Mechanisms of Coastal Cliff Retreat and Hazard Zone Delineation in Soft Flysch Deposits


  • Vicki G. Moon
  • Terry Healy


Coastal management, slope failure, control erosion, hazard zone, shore erosion


The Auckland coastline is characterised by steep cliffs formed in soft, alternating sandstone and siltstone flysch deposits. A rapidly increasing population of the greater Auckland urban area has meant increased development on the cliff tops, with little consideration given to cliff erosion rates. Three mechanisms of cliff instability are recognised: gravitational collapse of jointed sandstone blocks following removal of underlying frittered siltstone beds; planar failure along steeply dipping fault planes; and planar failure along gently dipping bedding planes. Erosion of overlying soils to maintain a stable slope configuration occurs contemporaneously with erosion of the rock faces. Average rates of cliff retreat of 2-6m per century derived from dated structures are attributed to the joint block fall mechanism.
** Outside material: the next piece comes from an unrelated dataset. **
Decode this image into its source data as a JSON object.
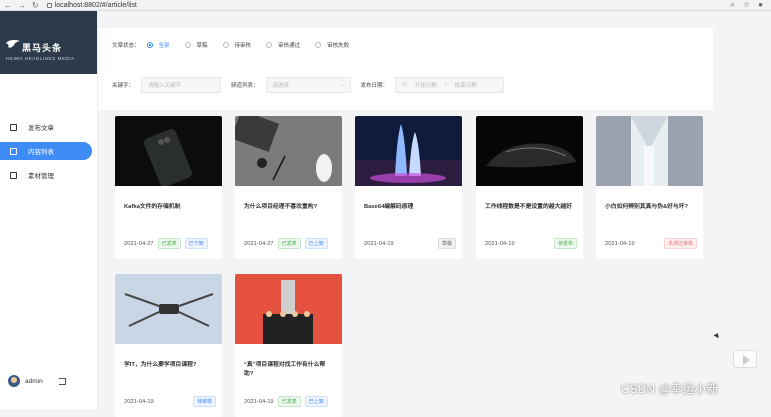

Planar failure along fault planes produces up to 5 m of retreat in a single event, and one event may he expected in any ten year period along an individual fault plane. A limit of approximately 10 m maximum retreat exists for this mechanism. Bedding plane failures are very large, but infrequent events. Planar failures along fault planes represent the greatest risk to structures over their expected lifetime. Thus, a minimum coastal hazard zone width of 16 m can be derived, based on 10 m of erosion through fault plane failure, and 6 m set-back due to the stable angle of the overlying soils. Allowing for a factor of safety increases this hazard zone to 23 m. More refined hazard zones may be derived by mapping of cliff-face structure, hence recognising zones of increased susceptibility to failure. Risks may also be minimised by careful stormwater disposal, which presently often discharges directly onto unstable cliff faces, increasing the instability.